It's no secret what reporters think of Gov. Rendell. We love him.

We love that he rarely experiences a censored moment and adores a microphone as much as a corned beef sandwich. Every day is open-mike night. It's the gift that keeps on giving.

This week - in our city! Thanks, Ed! - he said that Arizona Gov. Janet Napolitano would be "perfect" as Homeland Security chief. "Because for that job, you have to have no life. Janet has no family. Perfect."

The next day, because Rendell's second career is responding to his responses, he told The Inquirer: "What I meant is that Janet is a person who works 24-7, just like I do. She has no life; neither do I."

Caution: Never read Rendell quotes while drinking hot coffee.

No life? Rendell has multiple lives. He's the Where's Waldo of politics. He's Governor Everywhere.

He works out at the Sporting Club at the Bellevue. On Sundays, he appears on Comcast SportsNet

Eagles Pregame


Postgame Live

after attending most home games. He's fluent in college basketball, frequents the Palestra. In the summer, he frolics at the Lombard Swim Club. He patronizes Philadelphia steak joints and delis, and Harrisburg's Da Pits Chicago Grill.

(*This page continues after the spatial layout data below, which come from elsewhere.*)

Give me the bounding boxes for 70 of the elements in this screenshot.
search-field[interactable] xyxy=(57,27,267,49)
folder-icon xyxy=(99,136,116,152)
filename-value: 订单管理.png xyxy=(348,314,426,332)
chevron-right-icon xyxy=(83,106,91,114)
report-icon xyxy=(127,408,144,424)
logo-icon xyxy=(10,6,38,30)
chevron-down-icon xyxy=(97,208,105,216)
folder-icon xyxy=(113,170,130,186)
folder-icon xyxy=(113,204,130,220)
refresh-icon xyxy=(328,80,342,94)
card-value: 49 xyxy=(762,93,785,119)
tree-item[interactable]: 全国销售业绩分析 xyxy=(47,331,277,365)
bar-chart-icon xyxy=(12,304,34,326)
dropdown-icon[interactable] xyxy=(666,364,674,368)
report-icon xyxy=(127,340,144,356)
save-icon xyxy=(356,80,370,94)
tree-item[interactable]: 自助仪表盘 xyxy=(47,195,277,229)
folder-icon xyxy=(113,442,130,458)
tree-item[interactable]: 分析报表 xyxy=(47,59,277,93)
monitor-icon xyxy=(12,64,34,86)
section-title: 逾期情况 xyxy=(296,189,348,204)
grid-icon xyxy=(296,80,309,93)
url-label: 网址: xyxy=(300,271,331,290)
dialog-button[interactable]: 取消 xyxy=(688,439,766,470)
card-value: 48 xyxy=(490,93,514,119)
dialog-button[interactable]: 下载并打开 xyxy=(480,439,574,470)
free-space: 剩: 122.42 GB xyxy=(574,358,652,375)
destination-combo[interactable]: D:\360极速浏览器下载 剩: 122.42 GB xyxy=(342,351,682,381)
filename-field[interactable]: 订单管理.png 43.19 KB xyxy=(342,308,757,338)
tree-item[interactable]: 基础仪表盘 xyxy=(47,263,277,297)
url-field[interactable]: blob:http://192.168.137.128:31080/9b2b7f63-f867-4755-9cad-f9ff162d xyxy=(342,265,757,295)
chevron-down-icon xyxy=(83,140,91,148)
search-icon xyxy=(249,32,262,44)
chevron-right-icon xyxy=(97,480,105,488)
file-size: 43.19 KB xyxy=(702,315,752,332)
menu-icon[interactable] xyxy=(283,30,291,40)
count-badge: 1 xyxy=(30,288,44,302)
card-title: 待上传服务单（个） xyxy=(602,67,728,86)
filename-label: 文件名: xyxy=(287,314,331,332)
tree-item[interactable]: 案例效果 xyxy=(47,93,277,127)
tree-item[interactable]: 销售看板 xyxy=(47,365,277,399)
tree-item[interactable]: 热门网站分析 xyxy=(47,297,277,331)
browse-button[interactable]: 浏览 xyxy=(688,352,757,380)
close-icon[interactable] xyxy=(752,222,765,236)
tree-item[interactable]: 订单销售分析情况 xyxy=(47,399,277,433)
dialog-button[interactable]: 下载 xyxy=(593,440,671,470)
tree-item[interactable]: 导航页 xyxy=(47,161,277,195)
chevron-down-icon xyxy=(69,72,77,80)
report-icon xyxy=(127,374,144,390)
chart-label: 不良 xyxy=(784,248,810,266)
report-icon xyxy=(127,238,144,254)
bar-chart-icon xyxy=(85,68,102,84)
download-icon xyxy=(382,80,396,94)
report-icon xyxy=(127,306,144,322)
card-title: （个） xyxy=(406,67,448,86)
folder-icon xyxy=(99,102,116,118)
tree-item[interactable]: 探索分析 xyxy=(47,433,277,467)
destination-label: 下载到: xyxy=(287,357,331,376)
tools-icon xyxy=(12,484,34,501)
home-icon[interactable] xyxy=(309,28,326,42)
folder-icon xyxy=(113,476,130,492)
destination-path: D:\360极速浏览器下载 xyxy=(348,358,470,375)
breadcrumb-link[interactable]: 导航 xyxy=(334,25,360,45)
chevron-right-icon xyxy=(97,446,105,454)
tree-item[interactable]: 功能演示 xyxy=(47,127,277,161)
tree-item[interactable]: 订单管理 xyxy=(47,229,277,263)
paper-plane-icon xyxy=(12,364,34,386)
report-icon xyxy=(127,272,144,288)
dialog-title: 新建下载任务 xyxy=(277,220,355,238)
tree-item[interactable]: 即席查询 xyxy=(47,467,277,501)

"We actually got together Sunday for the first time in a long time and watched some football at his house," says his former chief of staff David L. Cohen. See? That's a life. "We were sitting and talking, relaxing, but we were talking 100 percent business."

Governor Fun

Rendell looks like he's having fun doing all the things that no one else has fun doing. He looks delighted at charity events. He loves attending county celebrations, even a few thousand or so. Astonishingly, he likes speaking to reporters. That, press secretary Chuck Ardo says, "makes my job both more difficult and easier." This week, probably more the former.

"He has tons of fun," says state policy director Donna Cooper. "That doesn't mean he has a life."

How come he's current on so many sports? "He goes home to the governor's mansion and reads work while watching sports and, sadly, PCN," Cooper says of the C-Span and Ambien of Pennsylvania politics. And, shockingly, the governor still doesn't get much sleep.

"He thrives on the life. He works all the time," says former chief of staff John Estey. "He calls from the Lombard Swim Club." The staff lives for Eagles Sundays, when, Estey says, "you know you have a couple of hours without calls."

Staff and former staffers doth protest too much. That's not a couple of hours but four or five, for 17 football-filled weeks.

Rendell plays with his dogs. He reads nonfiction, such as

Team of Rivals

(944 pages!), amassing dust on our bedside table, and

John Adams

(768). He enjoyed

The Lord of the Rings

trilogy, 9.3 hours of viewing pleasure. See, the governor is a veritable renaissance man.

Life? What life?

With Rendell, life is politics. Like Bill Clinton. Mayor Nutter revels in much of what comes with the job, too.

"Ed's gregarious. He loves going around and doing all these things," Cooper says. It's a chicken-and-Ed question as to whether he found politics because it suited his personality or he adapted because of his love for the work.

In two years, when Rendell's term is up and he could "have a life," no one imagines him slipping away quietly, the way his mayoral successor, John Street, has. "It's in his DNA," Estey says.

Rendell's dream, friends say, is to be baseball commissioner. What will we do without this gift, a man of such vitality who can fill hours of news gabfests? Ironically, Rendell was "loath to comment further," Ardo says, on the "no life" business and never phoned back.

Wait, Chris Matthews is inching closer to announcing a 2010 Senate run challenging Arlen Specter.

I'm telling you, there really is a Santa Claus.